Password-removing technology, known as “passkey,” was developed and proliferated over the past two years by a technology industry association known as the FIDO Alliance as an easier and more secure authentication alternative. It’s difficult to replace a technology as entrenched as passwords, but the new features and resources launching this week are pushing Password Key to a tipping point.

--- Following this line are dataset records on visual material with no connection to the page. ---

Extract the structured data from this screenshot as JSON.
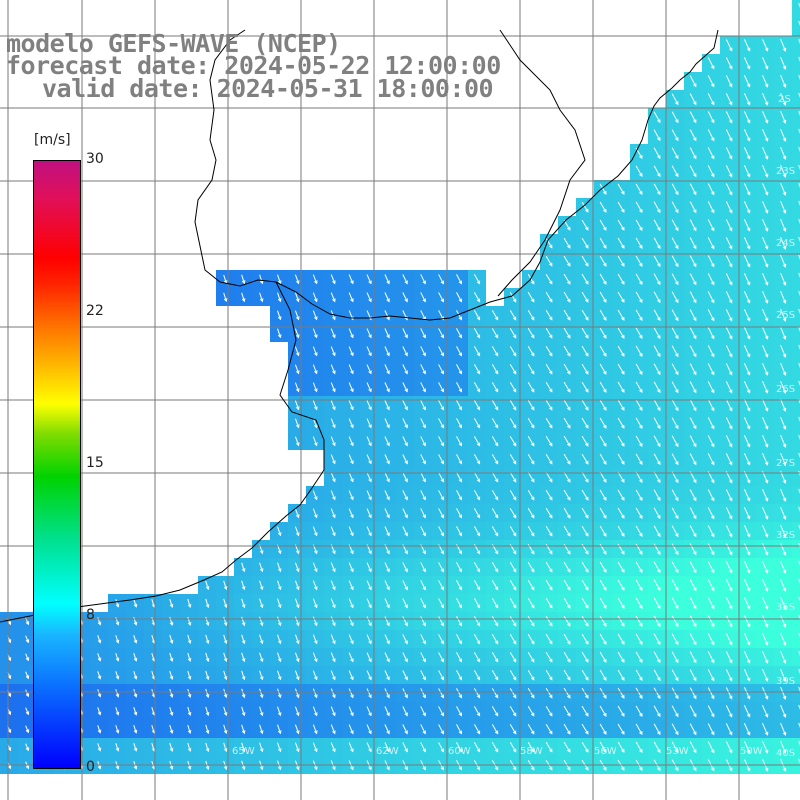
{
  "title": {
    "line1": "modelo GEFS-WAVE (NCEP)",
    "line2": "forecast date: 2024-05-22 12:00:00",
    "line3": "valid date: 2024-05-31 18:00:00"
  },
  "colorbar": {
    "unit": "[m/s]",
    "ticks": [
      "30",
      "22",
      "15",
      "8",
      "0"
    ],
    "min": 0,
    "max": 30,
    "colors": {
      "ocean_low": "#1a5cf0",
      "ocean_mid": "#18a6f2",
      "ocean_high": "#28e6d8",
      "land": "#ffffff",
      "coastline": "#000000",
      "grid": "#808080"
    }
  },
  "latitude_labels": [
    "2S",
    "23S",
    "24S",
    "25S",
    "26S",
    "27S",
    "32S",
    "35S",
    "39S",
    "40S",
    "41S"
  ],
  "longitude_labels": [
    "65W",
    "62W",
    "60W",
    "58W",
    "56W",
    "53W",
    "50W",
    "49W"
  ],
  "wind_field": {
    "description_direction": "north-northwest to south-southeast flow",
    "speed_range_ms": [
      2,
      8
    ]
  }
}
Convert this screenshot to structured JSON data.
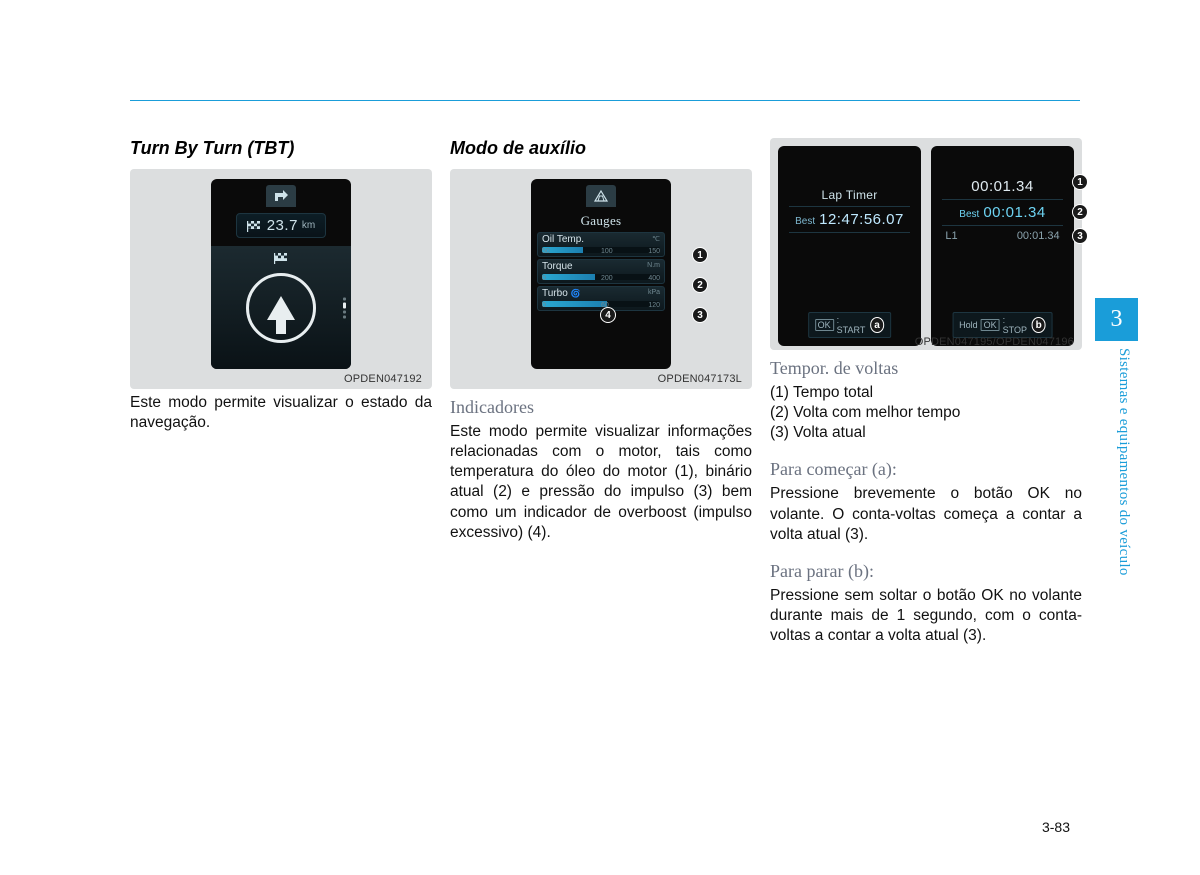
{
  "page": {
    "tab_number": "3",
    "side_label": "Sistemas e equipamentos do veículo",
    "page_number": "3-83"
  },
  "col1": {
    "title": "Turn By Turn (TBT)",
    "img_caption": "OPDEN047192",
    "distance_value": "23.7",
    "distance_unit": "km",
    "body": "Este modo permite visualizar o estado da navegação."
  },
  "col2": {
    "title": "Modo de auxílio",
    "img_caption": "OPDEN047173L",
    "gauges_title": "Gauges",
    "rows": {
      "oil": {
        "label": "Oil Temp.",
        "unit": "℃",
        "t1": "50",
        "t2": "100",
        "t3": "150",
        "fill_pct": "35%"
      },
      "torque": {
        "label": "Torque",
        "unit": "N.m",
        "t1": "0",
        "t2": "200",
        "t3": "400",
        "fill_pct": "45%"
      },
      "turbo": {
        "label": "Turbo",
        "unit": "kPa",
        "t1": "0",
        "t2": "60",
        "t3": "120",
        "fill_pct": "55%"
      }
    },
    "marker4": "4",
    "subheading": "Indicadores",
    "body": "Este modo permite visualizar informações relacionadas com o motor, tais como temperatura do óleo do motor (1), binário atual (2) e pressão do impulso (3) bem como um indicador de overboost (impulso excessivo) (4)."
  },
  "col3": {
    "pair_caption": "OPDEN047195/OPDEN047196",
    "left": {
      "title": "Lap Timer",
      "best_label": "Best",
      "best_time": "12:47:56.07",
      "ok_prefix": "OK",
      "ok_label": ": START",
      "ok_letter": "a"
    },
    "right": {
      "top_time": "00:01.34",
      "best_label": "Best",
      "best_time": "00:01.34",
      "l1_label": "L1",
      "l1_time": "00:01.34",
      "ok_prefix": "Hold",
      "ok_mid": "OK",
      "ok_label": ": STOP",
      "ok_letter": "b"
    },
    "sub1": "Tempor. de voltas",
    "list1": [
      "(1) Tempo total",
      "(2) Volta com melhor tempo",
      "(3) Volta atual"
    ],
    "sub2": "Para começar (a):",
    "body2": "Pressione brevemente o botão OK no volante. O conta-voltas começa a contar a volta atual (3).",
    "sub3": "Para parar (b):",
    "body3": "Pressione sem soltar o botão OK no volante durante mais de 1 segundo, com o conta-voltas a contar a volta atual (3)."
  },
  "markers": {
    "m1": "1",
    "m2": "2",
    "m3": "3"
  }
}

At the FIDO Alliance’s Authentication Conference in Carlsbad, California, on Monday, researchers announced two projects that will make it easier for organizations to provide passkeys and make them easier for everyone to use. One is a new technical specification called Credential Exchange Protocol (CXP) that allows cryptographic keys to be portable across digital ecosystems, a feature increasingly demanded by users. The other is a website like: Passkey Centraldevelopers and system administrators can find resources, such as metrics and implementation guides, to make it easier to add support for Passkey to existing digital platforms.
“To me, both announcements are part of a broader story of the industry working together to combat reliance on passwords,” Andrew Shikiar, CEO of the FIDO Alliance, told WIRED ahead of Monday’s announcement. “And when it comes to CXPs, there are all these fierce competitors willing to collaborate on credential exchanges.”
CXP consists of a series of draft specifications developed by the FIDO Alliance’s “Credential Provider Special Interest Group”. While developing technical standards can often be a laborious, bureaucratic process, the creation of a CXP appears to be a positive and collaborative process. Researchers from password managers 1Password, Bitwarden, Dashlane, NordPass, and Enpass have all worked on CXP, as have researchers from identity providers Okta, Apple, Google, Microsoft, Samsung, and SK Telecom.
Specifications are important for several reasons. CXP was created for cryptographic keys and is intended to address long-standing criticism that cryptographic keys can contribute to user lockout by making it incredibly difficult to move them between operating system vendors and device types. But in many ways, this problem already exists with passwords. The export function, which allows you to move all passwords from one administrator to another, is often dangerous and essentially dumps a list of all passwords into a plain text file.
A single password manager has made it easier than ever to synchronize password keys across multiple devices, but CXP aims to standardize the technological process for securely transferring passwords across platforms so that users can freely and safely roam their digital environments. The important thing is that although CXP was designed with cryptographic keys in mind, it is actually a specification that can be adapted to securely exchange other secrets as well, including passwords or other types of data.